I leave the session feeling very weird and slightly confused, and head straight to the airport for my flight home.
On the plane I refuse all offers of food but, being the cynic that I am, I tell myself that it’s because I am flying with a budget airline and their sandwiches are the Devil’s poison.
But when I get home something astonishing happens I just don’t feel hungry any more.
It is now ten days since my virtual gastric band was inserted and in that time I have eaten a fraction of what I normally would.
Like most people, I am always hungry at breakfast time and prepare a small bowl of fruit and cereal.
Not once since returning from Spain have I finished it all. I want to, but it’s not happening. I eat so slowly and I can’t stop picturing me in my pink dress.
Five evenings out of ten I haven’t eaten an evening meal at all, because I just haven’t fancied it.
I have found that I am eating at around 8am, midday and 4pm and then that seems to be enough.
My social life has always revolved around late night meals and drinking when, in fact, it was the last thing my body wanted.
The bizarre thing is that I don’t think for a minute that I have a gastric band, I know that I don’t, but I feel strangely full in a way that I didn’t use to.
Just a fortnight ago, I could easily polish off a Marks & Spencer lasagne for two. Pasta now makes me feel so uncomfortably full that I can’t bear to eat it.
Will it all wear off?
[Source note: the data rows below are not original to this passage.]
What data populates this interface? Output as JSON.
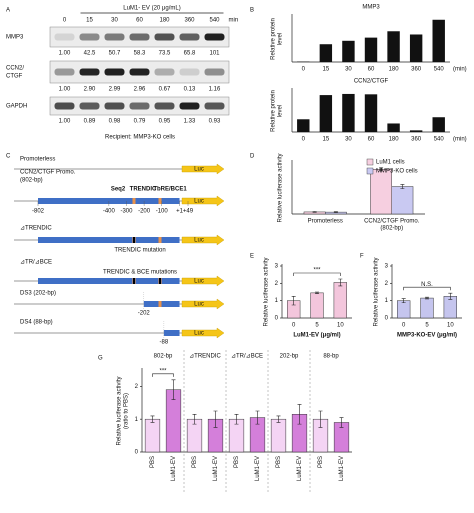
{
  "blot": {
    "panel": "A",
    "treatment": "LuM1- EV (20 μg/mL)",
    "lanes": [
      "0",
      "15",
      "30",
      "60",
      "180",
      "360",
      "540"
    ],
    "unit": "min",
    "rows": [
      {
        "name": [
          "MMP3"
        ],
        "values": [
          "1.00",
          "42.5",
          "50.7",
          "58.3",
          "73.5",
          "65.8",
          "101"
        ]
      },
      {
        "name": [
          "CCN2/",
          "CTGF"
        ],
        "values": [
          "1.00",
          "2.90",
          "2.99",
          "2.96",
          "0.67",
          "0.13",
          "1.16"
        ]
      },
      {
        "name": [
          "GAPDH"
        ],
        "values": [
          "1.00",
          "0.89",
          "0.98",
          "0.79",
          "0.95",
          "1.33",
          "0.93"
        ]
      }
    ],
    "recipient": "Recipient: MMP3-KO cells"
  },
  "constructs": {
    "panel": "C",
    "items": [
      {
        "label": "Promoterless"
      },
      {
        "label": "CCN2/CTGF Promo.",
        "sublabel": "(802-bp)"
      },
      {
        "label": "⊿TRENDIC",
        "note": "TRENDIC mutation"
      },
      {
        "label": "⊿TR/⊿BCE",
        "note": "TRENDIC & BCE mutations"
      },
      {
        "label": "DS3 (202-bp)",
        "start": "-202"
      },
      {
        "label": "DS4 (88-bp)",
        "start": "-88"
      }
    ],
    "elements": [
      "Seq2",
      "TRENDIC",
      "TbRE/BCE1"
    ],
    "positions": [
      "-802",
      "-400",
      "-300",
      "-200",
      "-100",
      "+1",
      "+49"
    ],
    "reporter": "Luc"
  },
  "chart_data": [
    {
      "type": "bar",
      "panel": "B",
      "title": "MMP3",
      "ylabel": [
        "Relative protein",
        "level"
      ],
      "categories": [
        "0",
        "15",
        "30",
        "60",
        "180",
        "360",
        "540"
      ],
      "xunit": "(min)",
      "values": [
        1,
        42.5,
        50.7,
        58.3,
        73.5,
        65.8,
        101
      ],
      "color": "#111111",
      "ylim": [
        0,
        110
      ]
    },
    {
      "type": "bar",
      "title": "CCN2/CTGF",
      "ylabel": [
        "Relative protein",
        "level"
      ],
      "categories": [
        "0",
        "15",
        "30",
        "60",
        "180",
        "360",
        "540"
      ],
      "xunit": "(min)",
      "values": [
        1,
        2.9,
        2.99,
        2.96,
        0.67,
        0.13,
        1.16
      ],
      "color": "#111111",
      "ylim": [
        0,
        3.3
      ]
    },
    {
      "type": "bar",
      "panel": "D",
      "ylabel": [
        "Relative luciferase activity"
      ],
      "categories": [
        [
          "Promoterless"
        ],
        [
          "CCN2/CTGF Promo.",
          "(802-bp)"
        ]
      ],
      "series": [
        {
          "name": "LuM1 cells",
          "color": "#f6cfe0",
          "values": [
            1.0,
            21.5
          ],
          "errors": [
            0.2,
            0.8
          ]
        },
        {
          "name": "MMP3-KO cells",
          "color": "#c9c9f2",
          "values": [
            0.9,
            13.2
          ],
          "errors": [
            0.2,
            1.0
          ]
        }
      ],
      "ylim": [
        0,
        25
      ],
      "legend": "upper right"
    },
    {
      "type": "bar",
      "panel": "E",
      "ylabel": [
        "Relative luciferase activity"
      ],
      "xlabel": "LuM1-EV (μg/ml)",
      "categories": [
        "0",
        "5",
        "10"
      ],
      "values": [
        1.0,
        1.45,
        2.05
      ],
      "errors": [
        0.25,
        0.05,
        0.2
      ],
      "color": "#f3c6dc",
      "ylim": [
        0,
        3
      ],
      "yticks": [
        0,
        1,
        2,
        3
      ],
      "annotation": "***"
    },
    {
      "type": "bar",
      "panel": "F",
      "ylabel": [
        "Relative luciferase activity"
      ],
      "xlabel": "MMP3-KO-EV (μg/ml)",
      "categories": [
        "0",
        "5",
        "10"
      ],
      "values": [
        1.0,
        1.15,
        1.25
      ],
      "errors": [
        0.12,
        0.05,
        0.18
      ],
      "color": "#c5c5ee",
      "ylim": [
        0,
        3
      ],
      "yticks": [
        0,
        1,
        2,
        3
      ],
      "annotation": "N.S."
    },
    {
      "type": "bar",
      "panel": "G",
      "ylabel": [
        "Relative luciferase activity",
        "(ratio to PBS)"
      ],
      "groups": [
        "802-bp",
        "⊿TRENDIC",
        "⊿TR/⊿BCE",
        "202-bp",
        "88-bp"
      ],
      "categories": [
        "PBS",
        "LuM1-EV",
        "PBS",
        "LuM1-EV",
        "PBS",
        "LuM1-EV",
        "PBS",
        "LuM1-EV",
        "PBS",
        "LuM1-EV"
      ],
      "values": [
        1.0,
        1.9,
        1.0,
        1.0,
        1.0,
        1.05,
        1.0,
        1.15,
        1.0,
        0.9
      ],
      "errors": [
        0.1,
        0.3,
        0.15,
        0.25,
        0.15,
        0.2,
        0.1,
        0.3,
        0.25,
        0.15
      ],
      "colors": [
        "#f4d4f4",
        "#d47fda"
      ],
      "ylim": [
        0,
        2.5
      ],
      "yticks": [
        0,
        1,
        2
      ],
      "annotation": "***"
    }
  ]
}
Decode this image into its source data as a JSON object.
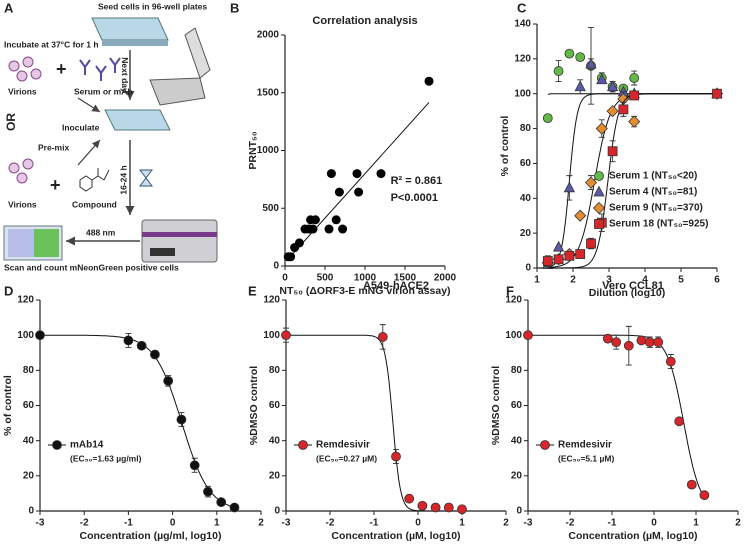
{
  "panel_a": {
    "label": "A",
    "texts": {
      "seed": "Seed cells in 96-well plates",
      "next_day": "Next day",
      "incubate": "Incubate at 37°C for 1 h",
      "virions_1": "Virions",
      "serum": "Serum or mAb",
      "or": "OR",
      "inoculate": "Inoculate",
      "premix": "Pre-mix",
      "virions_2": "Virions",
      "compound": "Compound",
      "hours": "16-24 h",
      "nm": "488 nm",
      "scan": "Scan and count mNeonGreen positive cells"
    }
  },
  "chart_data": [
    {
      "type": "scatter",
      "label": "B",
      "title": "Correlation analysis",
      "xlabel": "NT₅₀ (ΔORF3-E mNG virion assay)",
      "ylabel": "PRNT₅₀",
      "color": "#000000",
      "x": [
        40,
        70,
        120,
        180,
        250,
        300,
        320,
        350,
        380,
        550,
        580,
        640,
        680,
        720,
        900,
        920,
        1200,
        1800
      ],
      "values": [
        80,
        80,
        160,
        200,
        320,
        320,
        400,
        320,
        400,
        320,
        800,
        400,
        640,
        320,
        800,
        640,
        800,
        1600
      ],
      "fit": {
        "slope": 0.77,
        "intercept": 30
      },
      "annotations": [
        "R² = 0.861",
        "P<0.0001"
      ],
      "xlim": [
        0,
        2000
      ],
      "xticks": [
        0,
        500,
        1000,
        1500,
        2000
      ],
      "ylim": [
        0,
        2000
      ],
      "yticks": [
        0,
        500,
        1000,
        1500,
        2000
      ]
    },
    {
      "type": "dose_response",
      "label": "C",
      "xlabel": "Dilution (log10)",
      "ylabel": "% of control",
      "legend": "lower right",
      "x": [
        1.3,
        1.6,
        1.9,
        2.2,
        2.5,
        2.8,
        3.1,
        3.4,
        3.7,
        6
      ],
      "series": [
        {
          "name": "Serum 1 (NT₅₀<20)",
          "color": "#63b946",
          "marker": "circle",
          "values": [
            86,
            113,
            123,
            121,
            116,
            109,
            104,
            103,
            109,
            100
          ],
          "errors": [
            null,
            6,
            null,
            null,
            22,
            3,
            3,
            null,
            4,
            null
          ],
          "fit": {
            "bottom": 0,
            "top": 100,
            "x50": 1.0,
            "hill": -8
          }
        },
        {
          "name": "Serum 4 (NT₅₀=81)",
          "color": "#5a5aa8",
          "marker": "triangle",
          "values": [
            2,
            12,
            46,
            104,
            117,
            108,
            104,
            101,
            100,
            100
          ],
          "errors": [
            null,
            null,
            7,
            4,
            3,
            null,
            null,
            null,
            null,
            null
          ],
          "fit": {
            "bottom": 0,
            "top": 100,
            "x50": 1.9,
            "hill": -4
          }
        },
        {
          "name": "Serum 9 (NT₅₀=370)",
          "color": "#e58d31",
          "marker": "diamond",
          "values": [
            3,
            5,
            8,
            30,
            49,
            80,
            90,
            97,
            84,
            100
          ],
          "errors": [
            null,
            null,
            null,
            null,
            4,
            5,
            null,
            4,
            3,
            null
          ],
          "fit": {
            "bottom": 0,
            "top": 100,
            "x50": 2.6,
            "hill": -2
          }
        },
        {
          "name": "Serum 18 (NT₅₀=925)",
          "color": "#d7262b",
          "marker": "square",
          "values": [
            4,
            5,
            7,
            8,
            14,
            26,
            67,
            91,
            99,
            100
          ],
          "errors": [
            3,
            null,
            null,
            null,
            3,
            5,
            6,
            4,
            null,
            null
          ],
          "fit": {
            "bottom": 0,
            "top": 100,
            "x50": 2.97,
            "hill": -3
          }
        }
      ],
      "xlim": [
        1,
        6
      ],
      "xticks": [
        1,
        2,
        3,
        4,
        5,
        6
      ],
      "ylim": [
        0,
        140
      ],
      "yticks": [
        0,
        20,
        40,
        60,
        80,
        100,
        120,
        140
      ]
    },
    {
      "type": "dose_response",
      "label": "D",
      "xlabel": "Concentration (µg/ml, log10)",
      "ylabel": "% of control",
      "legend": "lower left",
      "x": [
        -3,
        -1,
        -0.7,
        -0.4,
        -0.1,
        0.2,
        0.5,
        0.8,
        1.1,
        1.4
      ],
      "series": [
        {
          "name": "mAb14",
          "note": "(EC₅₀=1.63 µg/ml)",
          "color": "#111111",
          "marker": "circle",
          "values": [
            100,
            97,
            94,
            89,
            74,
            52,
            26,
            11,
            5,
            2
          ],
          "errors": [
            null,
            4,
            null,
            null,
            3,
            4,
            4,
            3,
            null,
            null
          ],
          "fit": {
            "bottom": 0,
            "top": 100,
            "x50": 0.21,
            "hill": 1.4
          }
        }
      ],
      "xlim": [
        -3,
        2
      ],
      "xticks": [
        -3,
        -2,
        -1,
        0,
        1,
        2
      ],
      "ylim": [
        0,
        120
      ],
      "yticks": [
        0,
        20,
        40,
        60,
        80,
        100,
        120
      ]
    },
    {
      "type": "dose_response",
      "label": "E",
      "title": "A549-hACE2",
      "xlabel": "Concentration (µM, log10)",
      "ylabel": "%DMSO control",
      "legend": "lower left",
      "x": [
        -3,
        -0.8,
        -0.5,
        -0.2,
        0.1,
        0.4,
        0.7,
        1.0
      ],
      "series": [
        {
          "name": "Remdesivir",
          "note": "(EC₅₀=0.27 µM)",
          "color": "#d7262b",
          "marker": "circle",
          "values": [
            100,
            99,
            31,
            7,
            3,
            2,
            2,
            1
          ],
          "errors": [
            4,
            7,
            4,
            null,
            null,
            null,
            null,
            null
          ],
          "fit": {
            "bottom": 0,
            "top": 100,
            "x50": -0.57,
            "hill": 5
          }
        }
      ],
      "xlim": [
        -3,
        2
      ],
      "xticks": [
        -3,
        -2,
        -1,
        0,
        1,
        2
      ],
      "ylim": [
        0,
        120
      ],
      "yticks": [
        0,
        20,
        40,
        60,
        80,
        100,
        120
      ]
    },
    {
      "type": "dose_response",
      "label": "F",
      "title": "Vero CCL81",
      "xlabel": "Concentration (µM, log10)",
      "ylabel": "%DMSO control",
      "legend": "lower left",
      "x": [
        -3,
        -1.1,
        -0.9,
        -0.6,
        -0.3,
        -0.1,
        0.1,
        0.4,
        0.6,
        0.9,
        1.2
      ],
      "series": [
        {
          "name": "Remdesivir",
          "note": "(EC₅₀=5.1 µM)",
          "color": "#d7262b",
          "marker": "circle",
          "values": [
            100,
            98,
            96,
            94,
            97,
            96,
            96,
            85,
            51,
            15,
            9
          ],
          "errors": [
            null,
            null,
            4,
            11,
            null,
            3,
            3,
            4,
            null,
            null,
            null
          ],
          "fit": {
            "bottom": 0,
            "top": 100,
            "x50": 0.71,
            "hill": 2.2
          }
        }
      ],
      "xlim": [
        -3,
        2
      ],
      "xticks": [
        -3,
        -2,
        -1,
        0,
        1,
        2
      ],
      "ylim": [
        0,
        120
      ],
      "yticks": [
        0,
        20,
        40,
        60,
        80,
        100,
        120
      ]
    }
  ]
}
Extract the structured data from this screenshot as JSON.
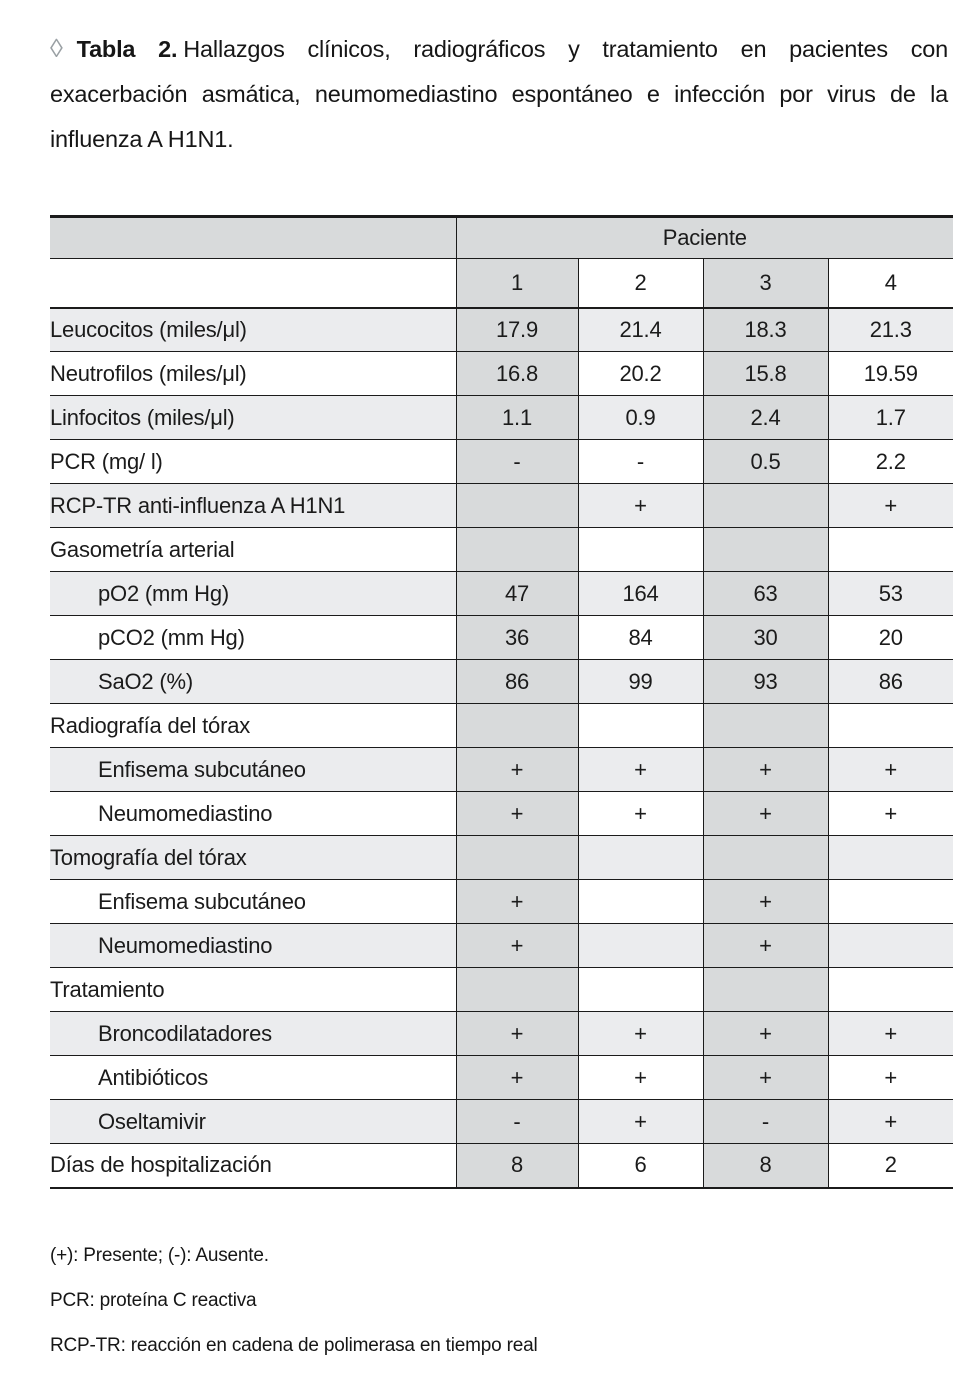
{
  "title": {
    "marker": "◊",
    "label": "Tabla 2.",
    "text": "Hallazgos clínicos, radiográficos y tratamiento en pacientes con exacerbación asmática, neumomediastino espontáneo e infección por virus de la influenza A H1N1."
  },
  "table": {
    "group_header": "Paciente",
    "columns": [
      "1",
      "2",
      "3",
      "4"
    ],
    "rows": [
      {
        "label": "Leucocitos (miles/μl)",
        "indent": false,
        "values": [
          "17.9",
          "21.4",
          "18.3",
          "21.3"
        ]
      },
      {
        "label": "Neutrofilos (miles/μl)",
        "indent": false,
        "values": [
          "16.8",
          "20.2",
          "15.8",
          "19.59"
        ]
      },
      {
        "label": "Linfocitos (miles/μl)",
        "indent": false,
        "values": [
          "1.1",
          "0.9",
          "2.4",
          "1.7"
        ]
      },
      {
        "label": "PCR (mg/ l)",
        "indent": false,
        "values": [
          "-",
          "-",
          "0.5",
          "2.2"
        ]
      },
      {
        "label": "RCP-TR anti-influenza A H1N1",
        "indent": false,
        "values": [
          "",
          "+",
          "",
          "+"
        ]
      },
      {
        "label": "Gasometría arterial",
        "indent": false,
        "values": [
          "",
          "",
          "",
          ""
        ]
      },
      {
        "label": "pO2 (mm Hg)",
        "indent": true,
        "values": [
          "47",
          "164",
          "63",
          "53"
        ]
      },
      {
        "label": "pCO2 (mm Hg)",
        "indent": true,
        "values": [
          "36",
          "84",
          "30",
          "20"
        ]
      },
      {
        "label": "SaO2 (%)",
        "indent": true,
        "values": [
          "86",
          "99",
          "93",
          "86"
        ]
      },
      {
        "label": "Radiografía del tórax",
        "indent": false,
        "values": [
          "",
          "",
          "",
          ""
        ]
      },
      {
        "label": "Enfisema subcutáneo",
        "indent": true,
        "values": [
          "+",
          "+",
          "+",
          "+"
        ]
      },
      {
        "label": "Neumomediastino",
        "indent": true,
        "values": [
          "+",
          "+",
          "+",
          "+"
        ]
      },
      {
        "label": "Tomografía del tórax",
        "indent": false,
        "values": [
          "",
          "",
          "",
          ""
        ]
      },
      {
        "label": "Enfisema subcutáneo",
        "indent": true,
        "values": [
          "+",
          "",
          "+",
          ""
        ]
      },
      {
        "label": "Neumomediastino",
        "indent": true,
        "values": [
          "+",
          "",
          "+",
          ""
        ]
      },
      {
        "label": "Tratamiento",
        "indent": false,
        "values": [
          "",
          "",
          "",
          ""
        ]
      },
      {
        "label": "Broncodilatadores",
        "indent": true,
        "values": [
          "+",
          "+",
          "+",
          "+"
        ]
      },
      {
        "label": "Antibióticos",
        "indent": true,
        "values": [
          "+",
          "+",
          "+",
          "+"
        ]
      },
      {
        "label": "Oseltamivir",
        "indent": true,
        "values": [
          "-",
          "+",
          "-",
          "+"
        ]
      },
      {
        "label": "Días de hospitalización",
        "indent": false,
        "values": [
          "8",
          "6",
          "8",
          "2"
        ]
      }
    ]
  },
  "footnotes": [
    "(+): Presente; (-): Ausente.",
    "PCR: proteína C reactiva",
    "RCP-TR: reacción en cadena de polimerasa en tiempo real"
  ],
  "colors": {
    "column_shade": "#d8dadb",
    "row_shade": "#ebecee",
    "border": "#1b1b1b",
    "marker": "#9aa0a4"
  }
}
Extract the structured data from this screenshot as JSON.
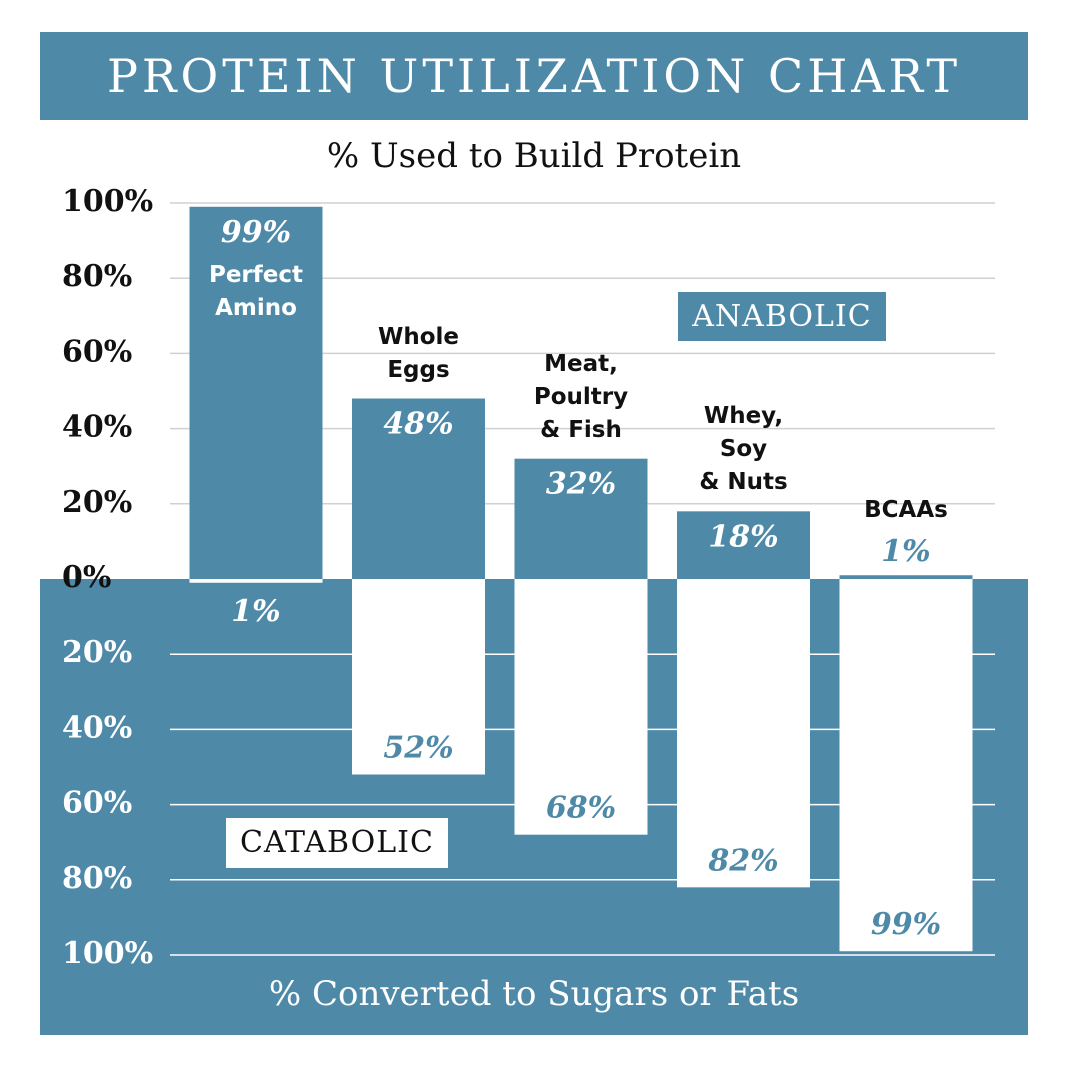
{
  "chart_data": {
    "type": "diverging-bar",
    "title": "PROTEIN UTILIZATION CHART",
    "upper_axis_label": "% Used to Build Protein",
    "lower_axis_label": "% Converted to Sugars or Fats",
    "categories": [
      "Perfect\nAmino",
      "Whole\nEggs",
      "Meat,\nPoultry\n& Fish",
      "Whey,\nSoy\n& Nuts",
      "BCAAs"
    ],
    "series": [
      {
        "name": "ANABOLIC",
        "color": "#4e8aa8",
        "values": [
          99,
          48,
          32,
          18,
          1
        ],
        "value_labels": [
          "99%",
          "48%",
          "32%",
          "18%",
          "1%"
        ]
      },
      {
        "name": "CATABOLIC",
        "color": "#ffffff",
        "values": [
          -1,
          -52,
          -68,
          -82,
          -99
        ],
        "value_labels": [
          "1%",
          "52%",
          "68%",
          "82%",
          "99%"
        ]
      }
    ],
    "ylim": [
      -100,
      100
    ],
    "yticks": [
      {
        "value": 100,
        "label": "100%"
      },
      {
        "value": 80,
        "label": "80%"
      },
      {
        "value": 60,
        "label": "60%"
      },
      {
        "value": 40,
        "label": "40%"
      },
      {
        "value": 20,
        "label": "20%"
      },
      {
        "value": 0,
        "label": "0%"
      },
      {
        "value": -20,
        "label": "20%"
      },
      {
        "value": -40,
        "label": "40%"
      },
      {
        "value": -60,
        "label": "60%"
      },
      {
        "value": -80,
        "label": "80%"
      },
      {
        "value": -100,
        "label": "100%"
      }
    ],
    "grid": true
  }
}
Will my huge appetite return with a vengeance in the coming days?
I feel rather overwhelmed and slightly confused by the whole experience. In eight weeks’ time, I am due to revisit the clinic to monitor my weight loss and see if I require an adjustment to my gastric band to either speed or slow down my weight loss – just as I would if I had actually had the surgery.
Once I hit my target weight of 91/2st I have to undergo more therapy where I may have my virtual gastric band removed, and will be given a maintenance programme that will allow me to eat without regaining the weight.
Will it work? All I know is that I have lost 7lbs in ten days, and that as I sit here typing this on a hot summer’s day the thought of a huge bowl of icecream is as about as unappealing as a slap in the face with a wet fish.
Who’d have thought it? Could it really be the result of my phantom gastric band? I’m starting to believe it might be.